Peripheral neuropathy is the general term that refers to disorders of peripheral nerves. The peripheral nervous system is made up of the nerves that branch out of the spinal cord to different parts of the body.
Peripheral neuropathy is a relatively common neurological disorder that results from damage to the peripheral nerves. It can be caused by a number of diseases of the nerves or be the result of systemic illnesses. Many of the peripheral neuropathy’s have a well established cause such as diabetes, alcoholism, uremia, AIDs, or nutritional deficiencies. Diabetes is, by far, one of the most common causes of peripheral neuropathy. Other less common causes include exposure to cold or radiation, a few medicines, toxic substances, vascular or collagen disorders, systemic lupus erythematosus, scleroderma and rheumatoid arthritis.
Symptoms of peripheral neuropathy:
The peripheral nervous system consists of motor (to help move) nerves and sensory (to help feel) nerves. Either or both sets of nerves can be affected in neuropathy.
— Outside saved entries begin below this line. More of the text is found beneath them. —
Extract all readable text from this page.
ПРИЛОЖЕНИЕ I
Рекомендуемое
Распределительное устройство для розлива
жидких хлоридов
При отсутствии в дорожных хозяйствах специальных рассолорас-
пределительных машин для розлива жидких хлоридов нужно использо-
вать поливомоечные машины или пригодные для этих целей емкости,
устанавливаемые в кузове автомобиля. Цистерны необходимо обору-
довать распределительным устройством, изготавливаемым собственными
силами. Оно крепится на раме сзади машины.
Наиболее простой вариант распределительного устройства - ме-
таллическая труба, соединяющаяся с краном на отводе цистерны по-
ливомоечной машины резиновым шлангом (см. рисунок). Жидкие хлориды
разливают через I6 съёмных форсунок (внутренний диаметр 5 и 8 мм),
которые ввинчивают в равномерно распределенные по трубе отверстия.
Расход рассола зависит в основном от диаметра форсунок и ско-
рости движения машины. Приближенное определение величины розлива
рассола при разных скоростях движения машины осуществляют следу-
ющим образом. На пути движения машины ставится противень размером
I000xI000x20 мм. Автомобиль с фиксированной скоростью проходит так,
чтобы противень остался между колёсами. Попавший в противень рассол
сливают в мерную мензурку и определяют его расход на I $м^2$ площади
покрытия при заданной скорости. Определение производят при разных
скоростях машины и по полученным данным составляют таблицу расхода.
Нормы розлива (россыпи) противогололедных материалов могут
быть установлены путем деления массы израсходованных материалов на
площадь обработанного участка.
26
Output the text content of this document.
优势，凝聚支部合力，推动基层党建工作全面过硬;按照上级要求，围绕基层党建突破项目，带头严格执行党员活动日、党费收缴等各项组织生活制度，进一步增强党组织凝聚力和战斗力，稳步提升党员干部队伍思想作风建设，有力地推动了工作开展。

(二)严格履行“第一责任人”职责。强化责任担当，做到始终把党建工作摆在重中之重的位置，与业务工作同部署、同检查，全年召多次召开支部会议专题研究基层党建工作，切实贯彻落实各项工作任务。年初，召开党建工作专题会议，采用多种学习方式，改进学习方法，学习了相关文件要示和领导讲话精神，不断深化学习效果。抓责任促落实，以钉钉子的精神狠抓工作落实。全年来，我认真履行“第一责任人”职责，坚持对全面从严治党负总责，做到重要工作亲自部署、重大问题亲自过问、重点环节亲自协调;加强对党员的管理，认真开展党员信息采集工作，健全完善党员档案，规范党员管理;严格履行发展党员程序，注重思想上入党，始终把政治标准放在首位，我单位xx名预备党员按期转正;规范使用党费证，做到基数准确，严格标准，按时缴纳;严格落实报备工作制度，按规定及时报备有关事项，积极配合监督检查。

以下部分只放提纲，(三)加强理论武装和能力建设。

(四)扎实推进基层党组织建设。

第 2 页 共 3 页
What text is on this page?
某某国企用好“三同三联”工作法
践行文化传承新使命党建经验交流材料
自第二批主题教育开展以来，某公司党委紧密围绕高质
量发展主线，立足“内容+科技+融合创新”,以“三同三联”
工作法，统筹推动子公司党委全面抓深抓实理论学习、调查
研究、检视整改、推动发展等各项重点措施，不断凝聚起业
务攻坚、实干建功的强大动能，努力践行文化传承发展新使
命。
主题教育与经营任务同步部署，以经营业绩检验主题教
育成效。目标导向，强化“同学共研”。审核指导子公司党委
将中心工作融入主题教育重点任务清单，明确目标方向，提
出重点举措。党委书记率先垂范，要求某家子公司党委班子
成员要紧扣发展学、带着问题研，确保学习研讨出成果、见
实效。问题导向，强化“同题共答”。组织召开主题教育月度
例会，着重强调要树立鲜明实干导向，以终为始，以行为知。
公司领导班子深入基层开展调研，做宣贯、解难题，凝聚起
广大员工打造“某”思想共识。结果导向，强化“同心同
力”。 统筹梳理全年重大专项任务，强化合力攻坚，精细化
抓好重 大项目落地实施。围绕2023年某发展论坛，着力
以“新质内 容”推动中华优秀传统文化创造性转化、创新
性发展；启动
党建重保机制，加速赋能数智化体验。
If a sensory nerve is damaged, the predominant symptoms are pain, numbness, tingling, burning or a loss of feeling. They often begin gradually. There may be a tingling sensation or numbness that starts in the toes and/or the balls of the feet and spreads upward. Occasionally the skin may become so sensitive that the slightest touch is agonizing. There may also may be a numbness, or a complete lack of feeling in the feet. At times the symptoms may be barely noticeable and at other times, especially at night, they may be almost unbearable. The symptoms may also include a sensation that you’re wearing an invisible glove or sock; a burning or freezing pain; sharp, jabbing or electric pain; and an extreme sensitivity to touch.
If the motor nerves are damaged there may be a weakness or paralysis of the muscles controlled by the affected nerve(s). In the foot their may be a ‘wasting’ of the muscles as they do not work as well as before.
Diabetic peripheral neuropathy:
Diabetic neuropathy deserves special mention as it is the most common type and can lead to serious complications in those with diabetes. Diabetic peripheral neuropathy means damage of nerve fibres in people with diabetes. The process by which the nerves are damaged is not entirely clear but it is probably related to high blood glucose changes that affect the metabolism of nerve cells.
There are three types of diabetic peripheral neuropathy:
- Sensory (loose the ability to detect sensations such as heat, cold, pain)
- Motor (loss of strength to control movement)
- Autonomic (regulate functions such as heart rate and digestion)
Diabetic peripheral neuropathy can result in two types of problems:
there can be a loss of ability to feel pain and other sensations – this puts the foot at risk of being damaged and not knowing about it, and there can be symptoms of pain and burning leading to discomfort (painful neuropathy).
Treatment of peripheral neuropathy:
The treatment for peripheral neuropathy will differ, depending on the cause. For example, if it is caused by diabetes the therapy involves better control of the diabetes. If it is caused by a vitamin deficiency, then supplementation will help. Medications, such as pain relievers and tricyclic antidepressants are often helpful. Generally, the treatment for peripheral neuropathy is unsatisfactory and often only symptomatic relief is available. Some of these include transcutaneous electrical nerve stimulation, acupuncture and biofeedback.
Protection of the foot in peripheral neuropathy:
As a loss of sensation (numbness) is common in peripheral neuropathy, damage to the foot can go undetected and lead to serious complications (especially in those who also have diabetes). It is best to protect the foot with good fitting footwear and the foot should be inspected daily for damage. Particular attention should be paid to corns and calluses, as these may need treatment by a podiatrist.